B.R.S.: I did favor this view for some time. In 1999, I founded a company called CombinatoRx that was focused on combining existing drugs in unexpected ways to create new medicines. For example, we found that an anti-parasitic drug combined with an anti-depressant had striking anti-cancer activity. At CombinatoRx, we screened millions of pairwise combinations of existing drugs against many different diseases. While we did find a number of strikingly synergistic combinations of drugs, these haven’t yet been turned into products that can benefit patients. So while I still think this is an interesting approach, the more important challenge is to unlock the huge reservoir of undruggable proteins, which would have a greater impact on disease.
Q: In the book, you write about Leo Sternbach’s serendipitous discovery of Valium. How does this relate to this problem of discovering new drugs today?

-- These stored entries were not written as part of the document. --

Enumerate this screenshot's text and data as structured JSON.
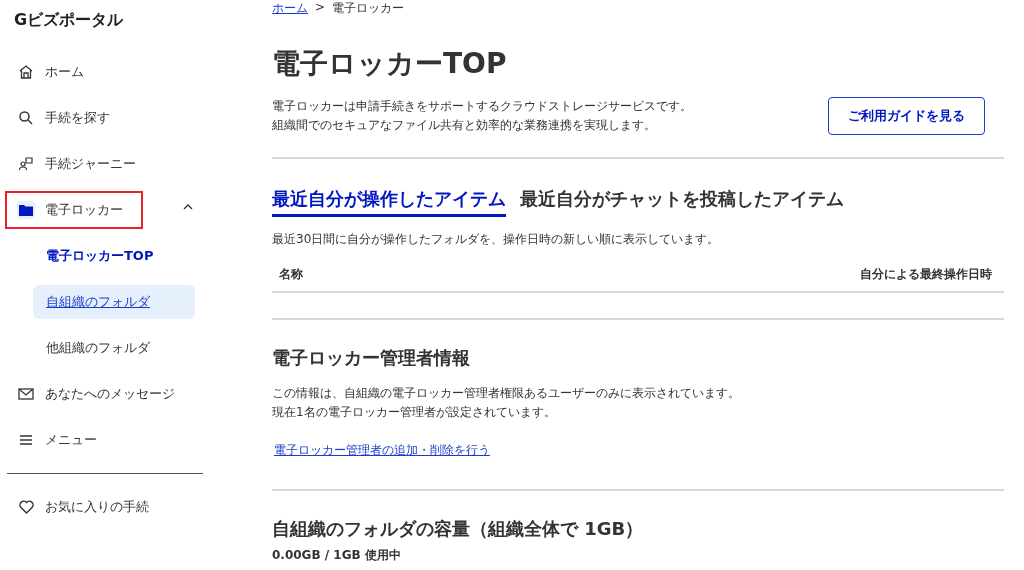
{
  "sidebar": {
    "title": "Gビズポータル",
    "items": [
      {
        "label": "ホーム",
        "highlighted": false
      },
      {
        "label": "手続を探す",
        "highlighted": false
      },
      {
        "label": "手続ジャーニー",
        "highlighted": false
      },
      {
        "label": "電子ロッカー",
        "highlighted": true,
        "expanded": true,
        "children": [
          {
            "label": "電子ロッカーTOP",
            "current": true,
            "selected": false
          },
          {
            "label": "自組織のフォルダ",
            "current": false,
            "selected": true
          },
          {
            "label": "他組織のフォルダ",
            "current": false,
            "selected": false
          }
        ]
      },
      {
        "label": "あなたへのメッセージ",
        "highlighted": false
      },
      {
        "label": "メニュー",
        "highlighted": false
      }
    ],
    "favorites": {
      "label": "お気に入りの手続"
    }
  },
  "breadcrumb": [
    {
      "label": "ホーム",
      "link": true
    },
    {
      "label": "電子ロッカー",
      "link": false
    }
  ],
  "breadcrumb_separator": ">",
  "page": {
    "title": "電子ロッカーTOP",
    "description": [
      "電子ロッカーは申請手続きをサポートするクラウドストレージサービスです。",
      "組織間でのセキュアなファイル共有と効率的な業務連携を実現します。"
    ],
    "guide_button": "ご利用ガイドを見る"
  },
  "tabs": [
    {
      "label": "最近自分が操作したアイテム",
      "selected": true
    },
    {
      "label": "最近自分がチャットを投稿したアイテム",
      "selected": false
    }
  ],
  "recent": {
    "note": "最近30日間に自分が操作したフォルダを、操作日時の新しい順に表示しています。",
    "columns": [
      "名称",
      "自分による最終操作日時"
    ]
  },
  "admin": {
    "title": "電子ロッカー管理者情報",
    "text": [
      "この情報は、自組織の電子ロッカー管理者権限あるユーザーのみに表示されています。",
      "現在1名の電子ロッカー管理者が設定されています。"
    ],
    "link": "電子ロッカー管理者の追加・削除を行う"
  },
  "capacity": {
    "title": "自組織のフォルダの容量（組織全体で 1GB）",
    "usage": "0.00GB / 1GB 使用中"
  }
}
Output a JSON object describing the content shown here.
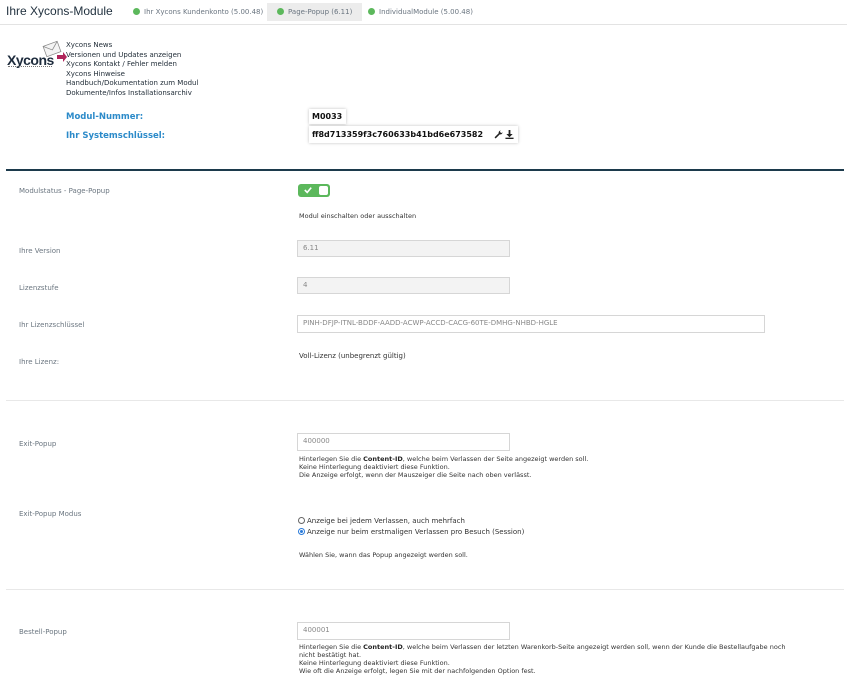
{
  "header": {
    "title": "Ihre Xycons-Module",
    "tabs": [
      {
        "label": "Ihr Xycons Kundenkonto (5.00.48)",
        "active": false
      },
      {
        "label": "Page-Popup (6.11)",
        "active": true
      },
      {
        "label": "IndividualModule (5.00.48)",
        "active": false
      }
    ]
  },
  "logo": {
    "text": "Xycons"
  },
  "links": [
    "Xycons News",
    "Versionen und Updates anzeigen",
    "Xycons Kontakt / Fehler melden",
    "Xycons Hinweise",
    "Handbuch/Dokumentation zum Modul",
    "Dokumente/Infos Installationsarchiv"
  ],
  "module": {
    "number_label": "Modul-Nummer:",
    "number_value": "M0033",
    "key_label": "Ihr Systemschlüssel:",
    "key_value": "ff8d713359f3c760633b41bd6e673582"
  },
  "settings": {
    "status": {
      "label": "Modulstatus - Page-Popup",
      "enabled": true,
      "help": "Modul einschalten oder ausschalten"
    },
    "version": {
      "label": "Ihre Version",
      "value": "6.11"
    },
    "level": {
      "label": "Lizenzstufe",
      "value": "4"
    },
    "license_key": {
      "label": "Ihr Lizenzschlüssel",
      "value": "PINH-DFJP-ITNL-BDDF-AADD-ACWP-ACCD-CACG-60TE-DMHG-NHBD-HGLE"
    },
    "license": {
      "label": "Ihre Lizenz:",
      "value": "Voll-Lizenz (unbegrenzt gültig)"
    }
  },
  "exit_popup": {
    "label": "Exit-Popup",
    "value": "400000",
    "help_pre": "Hinterlegen Sie die ",
    "help_bold": "Content-ID",
    "help_post": ", welche beim Verlassen der Seite angezeigt werden soll.",
    "help2": "Keine Hinterlegung deaktiviert diese Funktion.",
    "help3": "Die Anzeige erfolgt, wenn der Mauszeiger die Seite nach oben verlässt."
  },
  "exit_mode": {
    "label": "Exit-Popup Modus",
    "options": [
      {
        "label": "Anzeige bei jedem Verlassen, auch mehrfach",
        "selected": false
      },
      {
        "label": "Anzeige nur beim erstmaligen Verlassen pro Besuch (Session)",
        "selected": true
      }
    ],
    "help": "Wählen Sie, wann das Popup angezeigt werden soll."
  },
  "order_popup": {
    "label": "Bestell-Popup",
    "value": "400001",
    "help_pre": "Hinterlegen Sie die ",
    "help_bold": "Content-ID",
    "help_post": ", welche beim Verlassen der letzten Warenkorb-Seite angezeigt werden soll, wenn der Kunde die Bestellaufgabe noch",
    "help_post2": "nicht bestätigt hat.",
    "help2": "Keine Hinterlegung deaktiviert diese Funktion.",
    "help3": "Wie oft die Anzeige erfolgt, legen Sie mit der nachfolgenden Option fest."
  },
  "colors": {
    "accent": "#2b8ac9",
    "toggle_on": "#5cb85c",
    "divider": "#1c3a4c"
  },
  "icons": [
    "wrench-icon",
    "download-icon",
    "check-icon",
    "envelope-icon"
  ]
}
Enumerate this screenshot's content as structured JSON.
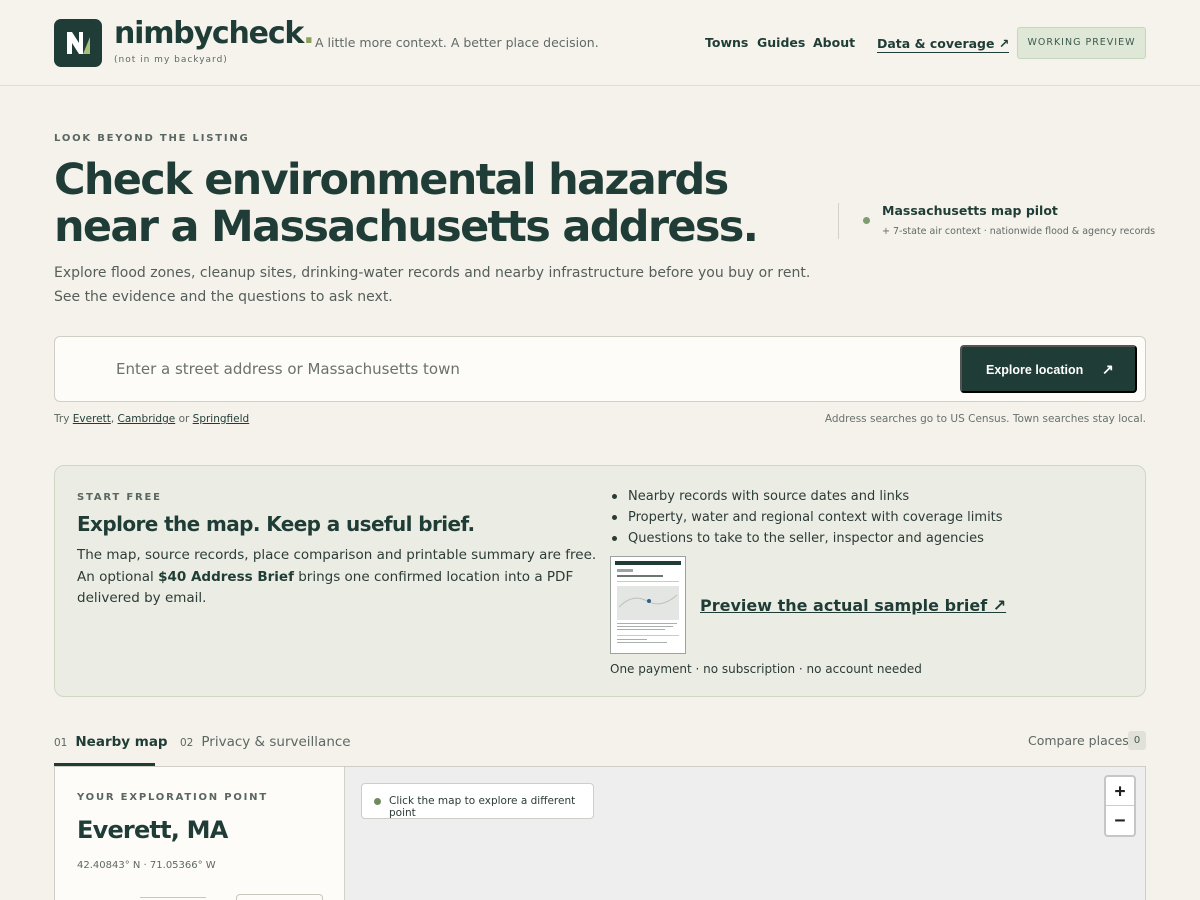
{
  "brand": {
    "name": "nimbycheck",
    "dot": ".",
    "sub": "(not in my backyard)",
    "tagline": "A little more context. A better place decision."
  },
  "nav": {
    "towns": "Towns",
    "guides": "Guides",
    "about": "About",
    "data_coverage": "Data & coverage ↗",
    "badge": "WORKING PREVIEW"
  },
  "hero": {
    "eyebrow": "LOOK BEYOND THE LISTING",
    "title": "Check environmental hazards near a Massachusetts address.",
    "lead": "Explore flood zones, cleanup sites, drinking-water records and nearby infrastructure before you buy or rent. See the evidence and the questions to ask next.",
    "pilot_title": "Massachusetts map pilot",
    "pilot_sub": "+ 7-state air context · nationwide flood & agency records"
  },
  "search": {
    "placeholder": "Enter a street address or Massachusetts town",
    "value": "",
    "button": "Explore location",
    "button_arrow": "↗",
    "try_prefix": "Try",
    "try_1": "Everett",
    "try_sep_1": ",",
    "try_2": "Cambridge",
    "try_sep_2": "or",
    "try_3": "Springfield",
    "note": "Address searches go to US Census. Town searches stay local."
  },
  "start_free": {
    "eyebrow": "START FREE",
    "title": "Explore the map. Keep a useful brief.",
    "text_1": "The map, source records, place comparison and printable summary are free. An optional ",
    "text_bold": "$40 Address Brief",
    "text_2": " brings one confirmed location into a PDF delivered by email.",
    "bullets": [
      "Nearby records with source dates and links",
      "Property, water and regional context with coverage limits",
      "Questions to take to the seller, inspector and agencies"
    ],
    "sample_link": "Preview the actual sample brief ↗",
    "foot": "One payment · no subscription · no account needed"
  },
  "tabs": [
    {
      "num": "01",
      "label": "Nearby map"
    },
    {
      "num": "02",
      "label": "Privacy & surveillance"
    }
  ],
  "compare": {
    "label": "Compare places",
    "count": "0"
  },
  "map": {
    "side_eyebrow": "YOUR EXPLORATION POINT",
    "place": "Everett, MA",
    "coords": "42.40843° N · 71.05366° W",
    "hint": "Click the map to explore a different point",
    "zoom_in": "+",
    "zoom_out": "−"
  },
  "colors": {
    "brand_dark": "#1f3d36",
    "accent_green": "#8aa15c",
    "background": "#f4f2eb",
    "panel": "#ebede4"
  }
}
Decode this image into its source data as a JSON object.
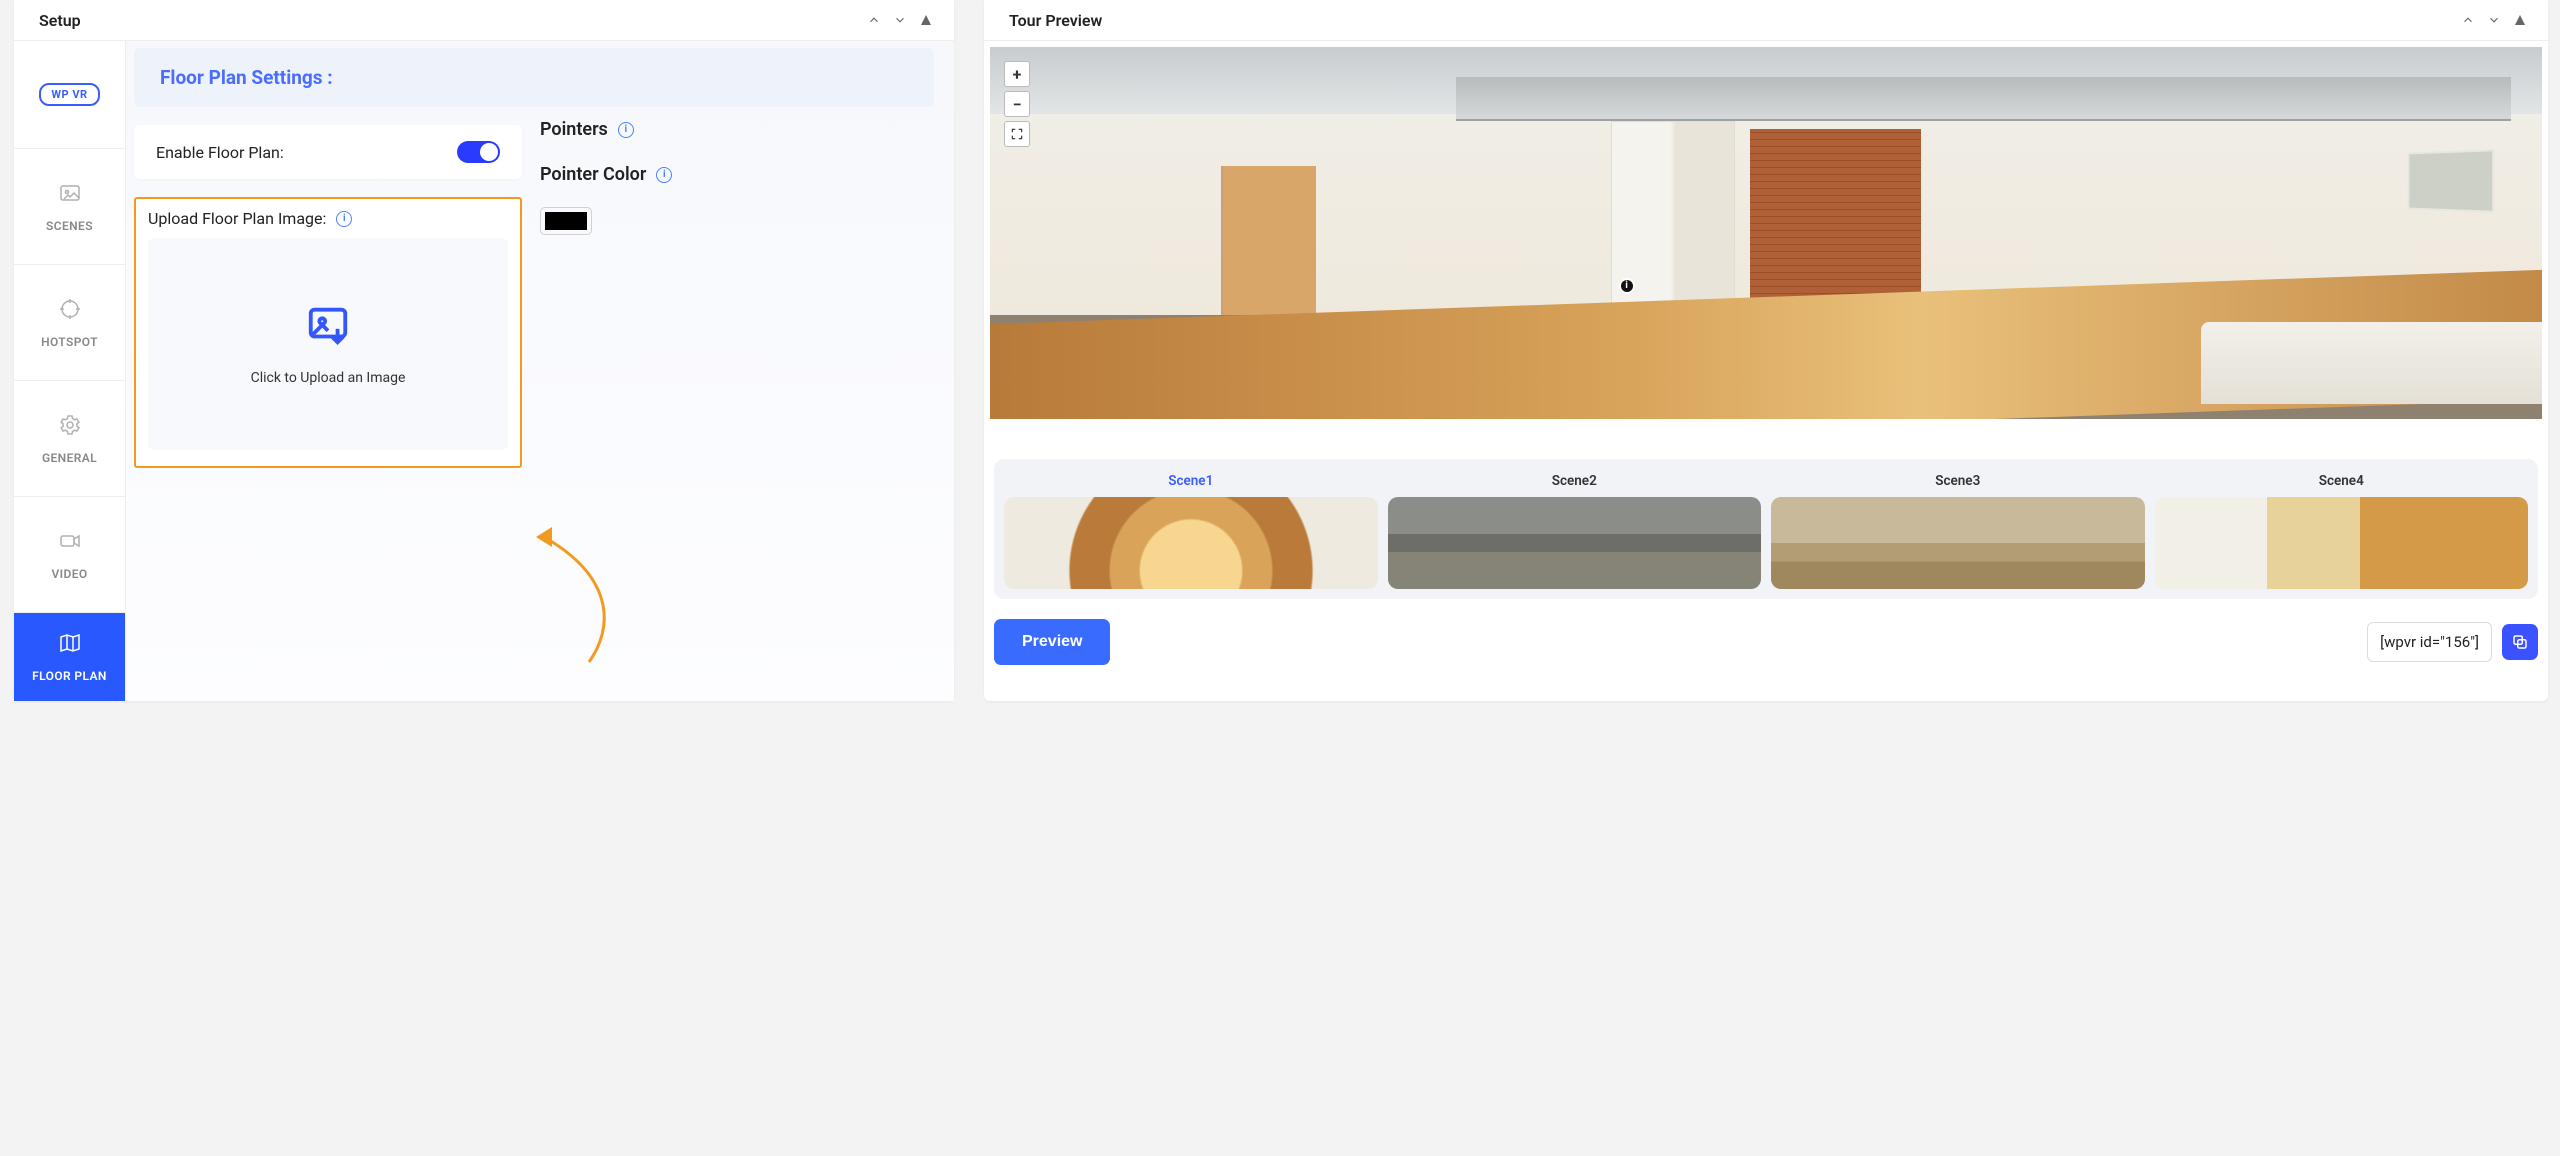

B.R.S.: In 1957, during a cleanup of his lab at the pharmaceutical company Roche, Sternbach discovered an old flask containing a chemical he had synthesized previously, but discarded for lack of interest. On a lark, he decided to have it tested for its anti-anxiety potential, a therapeutic area he had become interested in. The chemical, of an unknown identity, had striking anti-anxiety activity that was superior to the existing marketed drugs of that era. Within three years, Sternbach was able to figure out the identity of the chemical and had it approved for use in patients–a remarkable success, considering that drug development nowadays takes 10 to 15 years. This chemical was the first of the benzodiazepines, a class of drugs with a specific shape and structure that is powerful for treating anxiety. Some years later, Ben Evans and his colleagues at Merck discovered that benzodiazepine derivatives were also effective in treating other diseases and in interacting with other types of proteins. He suggested that this class of molecules is privileged, in the sense that it is especially effective at interacting with proteins and altering the course of disease. Other privileged molecular structures have since been discovered, and these molecules might be the key to addressing the undruggable proteins. Since these privileged compounds are so effective at interacting with numerous classes of proteins, they may be an effective starting point to look for new drugs against the supposedly undruggable protein targets.
Q: What else can be done to help improve the number of drugs discovered in the future?
B.R.S.: Only a small number of researchers have focused on the issue of the undruggable proteins–it is an understudied area. I would like to see a concerted effort by funding agencies and the biomedical community to address this grand challenge of our time. In addition, I think this is a great opportunity to educate students at every level about this fundamental scientific problem that has direct practical implications. By introducing the challenges associated with creating new medicines to curricula, we could teach students key aspects of chemistry, biology, pharmacology, and medicine, and hopefully stimulate the best minds to struggle with, and solve, this problem of the undruggable proteins. In the end, I do believe we will be successful, but we need to tackle this issue head-on, and with a serious commitment.